O truque da Folha consiste em dizer que “é óbvio, por outro lado, que a existência de antissemitismo não pode servir de pretexto para blindar Israel de críticas procedentes, que são muitas”. Mas a semente já foi plantada na mente de seus leitores, que precisam, forçosamente, considerar a questão levantada no sétimo parágrafo.
O uso das palavras
Ainda sem admitir aquilo que a realidade mostra, a Folha diz que “se o genocídio é um delito difícil de provar [embora esteja na cara], crimes de guerra e contra a humanidade, que independem de dolo específico, são consideravelmente mais simples, e Israel os tem cometido em larga escala, com violação generalizada de direitos humanos, destruição de infraestrutura civil, deslocamentos forçados, limitação [na verdade bloqueio] do acesso da população a alimentos e medicamentos essenciais”.
Em seguida, o texto traz que “mesmo considerando que o atual ciclo de violência foi desencadeado pelos ataques terroristas do Hamas, que ainda fez reféns, não se pode aceitar que um Estado em pleno século 21 utilize a fome como arma de guerra” – [grifo nosso].
A Folha, tão cautelosa em falar “genocídio”, não tem nenhum pudor em chamar o Hamas de terrorista.

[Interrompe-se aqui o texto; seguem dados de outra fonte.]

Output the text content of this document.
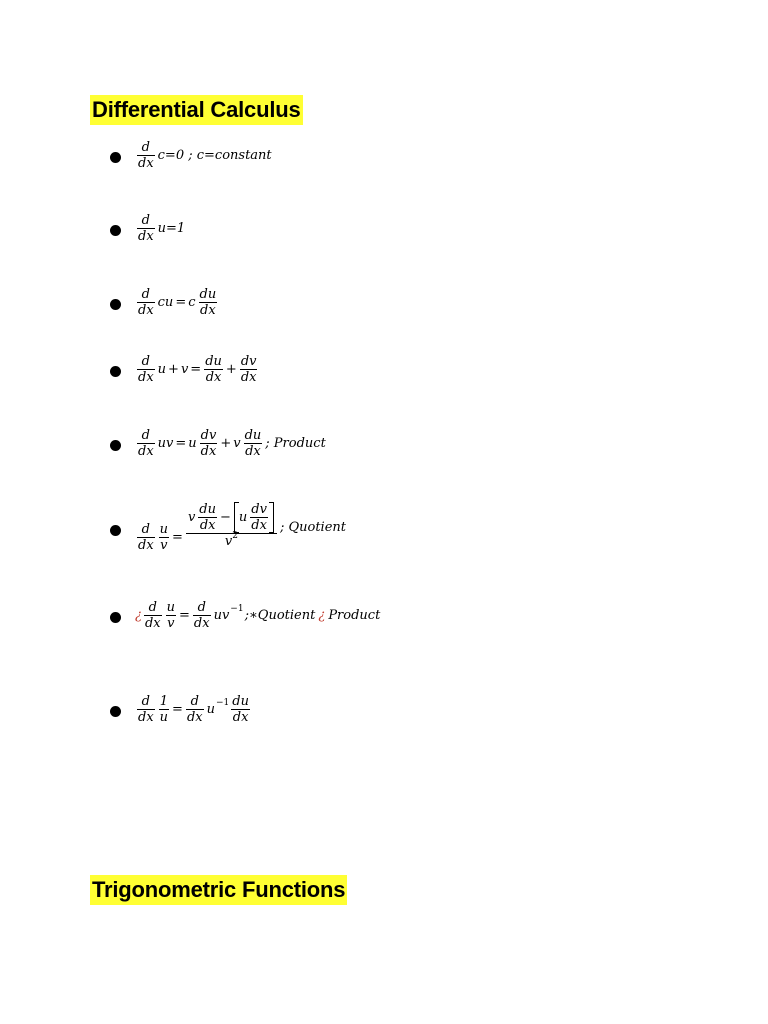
Differential Calculus
$\frac{d}{dx} c=0$ ; c=constant
$\frac{d}{dx} u=1$
$\frac{d}{dx}$ cu = c $\frac{du}{dx}$
$\frac{d}{dx}$ $u + v = \frac{du}{dx} + \frac{dv}{dx}$
$\frac{d}{dx}$ uv = u $\frac{dv}{dx} + v \frac{du}{dx}$ ; Product
$\frac{d}{dx} \frac{u}{v} = \frac{v \frac{du}{dx} - u \frac{dv}{dx}}{v^2}$ ; Quotient
¿ $\frac{d}{dx} \frac{u}{v} = \frac{d}{dx}$ uv −1 ;∗Quotient ¿ Product
$\frac{d}{dx} \frac{1}{u} = \frac{d}{dx}$ $u -1 \frac{du}{dx}$
Trigonometric Functions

Por acaso o direito internacional, e “acadêmicos”, não dizem que todo povo tem o direito de se utilizar de quaisquer meios para se defender de forças de ocupação? Quem luta contra forças colonialistas é terrorista? Alguém pode ainda ter dúvida de que esse porta-voz do imperialismo está do lado dos genocidas?
A verdadeira preocupação
Como foi dito acima, a Folha/imperialismo está preocupada com os agressores. Diz que os crimes dos israelenses “não apenas viola leis internacionais e preceitos morais básicos como também vai contra os interesses de longo prazo de Israel” –[grifo nosso].

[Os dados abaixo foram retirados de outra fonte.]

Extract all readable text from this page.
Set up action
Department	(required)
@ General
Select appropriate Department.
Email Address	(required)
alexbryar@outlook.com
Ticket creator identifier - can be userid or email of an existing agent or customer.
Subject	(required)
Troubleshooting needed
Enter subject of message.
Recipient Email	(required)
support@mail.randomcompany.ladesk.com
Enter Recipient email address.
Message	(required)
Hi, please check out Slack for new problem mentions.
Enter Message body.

“Israel” é o braço armado do imperialismo no Oriente Médio, é uma máquina de matar e de coersão que vão tentar preservar a todo custo. Por isso a crítica a Netaniahu. no final do editorial, que diz que “o governo israelense deveria buscar parceiros para negociar, mas parece mais empenhado em sabotar definitivamente qualquer chance de entendimento”.
Vitória da Resistência
O imperialismo quer o cessar-fogo em Gaza, e isso é uma derrota que precisa esconder a todo custo. Mas as consequências são inevitáveis, vai acelerar a decomposição do governo sionista e ao mesmo tempo estimular os povos oprimidos da região.
Os acontecimentos mostram o acerto da decisão da Resistência em enfrentar seus agressores com armas nas mãos, essa é a única maneira possível de vencer e de se fazer uma revolução, pois é disso que se trata: uma revolução.